Gamers aren’t antisocial, don’t project violent behaviors and aren’t only men. Thankfully, year by year, these stereotypes are being diminished and the media is beginning to look at your average gamer with a more meticulous, non-judgmental eye.
4. You can turn gaming into a career
I can’t even count the amount of people I’ve met in my life that I personally encountered scolding their partners, children or family members for playing video games. “Video games won’t get you anywhere”, “Instead of playing video games, maybe you should study/get a better job/do chores”, “How are they supposed to have friends if they won’t even leave their room?”
First question I was asked during my interview at G2A was if I am a gamer — and to be honest, I can’t call myself such. I thought it was just another question from the list, but as I started working here I realized I know less about video games than 99% of people who work here. Everyone on my team and as far as I know, most of the people from other teams are avid video game players and have been for years now.
It doesn’t matter if they’re copywriters, software developers, marketing specialists — everyone at G2A is connected to gaming in one way or another. In general, if you’re an avid gamer you can find jobs in game design, computer programming, graphic design and more.

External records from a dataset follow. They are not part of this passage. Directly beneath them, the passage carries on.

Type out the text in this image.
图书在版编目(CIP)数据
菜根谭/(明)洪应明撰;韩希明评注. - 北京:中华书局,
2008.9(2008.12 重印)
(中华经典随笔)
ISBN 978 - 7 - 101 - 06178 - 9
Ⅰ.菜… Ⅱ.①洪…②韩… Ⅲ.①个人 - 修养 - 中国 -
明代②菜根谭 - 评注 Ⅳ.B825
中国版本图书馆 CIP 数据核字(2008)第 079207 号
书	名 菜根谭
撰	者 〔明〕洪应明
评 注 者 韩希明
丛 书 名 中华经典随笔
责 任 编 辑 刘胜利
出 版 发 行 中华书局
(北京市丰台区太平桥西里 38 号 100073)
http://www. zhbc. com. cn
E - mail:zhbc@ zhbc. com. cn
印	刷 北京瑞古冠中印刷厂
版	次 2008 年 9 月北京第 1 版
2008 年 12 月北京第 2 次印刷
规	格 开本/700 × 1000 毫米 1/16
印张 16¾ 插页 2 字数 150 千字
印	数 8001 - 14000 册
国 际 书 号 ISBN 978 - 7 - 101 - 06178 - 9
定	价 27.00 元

Even audio engineers, translators and writers will find a career for themselves in the gaming world. And let me not forget to mention streamers and YouTubers who make thousands, if not millions of dollars with their gaming content. Check out this awesome article from Skillshot Media on Careers in Gaming from A to Z.
On the other hand, just take a look at PewDiePie, one of the world’s biggest streamers:
5. The gaming market is worth almost $150 billion now
If you’re not interested in gaming, this number may seem really abstract to you. Well, to put it in perspective for you, the dietary supplements market (vitamin C, calcium, magnesium etc.) is worth about the same. In comparison, you definitely know someone who is vegetarian or vegan. Vegan products market is worth around $12.7 billions of dollars, which is significantly less than the gaming market.
What does that mean? That there is dozens of millions of gamers in this world who enjoy it and that number is only going to continue to grow. So instead of putting gamers into one basket and closing them off from the world, we might as well accept that gaming isn’t going anywhere.
Would dozens of millions of people use gaming because they like to look at violence and blood? I don’t think so. So let’s stop stereotyping gamers who are not just like just like anyone else. They ARE anyone else.
A gamer can be an old grandpa whose kids left and he uses it to connect to other people and players. A gamer can be a businesswoman who deals with billion dollar deals during the day and uses gaming to take the edge off at the end of the day. A gamer can be a young boy who loves soccer games but his parents can’t afford soccer classes. There are so many scenarios you wouldn’t even know.
I think with age I grew into a person who proudly admits when they’re wrong about things. It’s liberating, to say the least. I was certainly never against gaming, but I have to admit that working in the gaming industry showed me video games are not only for introverts with nothing better to do.
I can also hear my gamer and geek coworkers launching their missiles at me as they’re reading this (love you guys), but the good thing is, G2A changed my mind and taught me that games are so much more than just a way for time to pass.
As a result, I picked up SimCity again, which taught me several life lessons now that I’m almost two decades older than when I played it for the first time.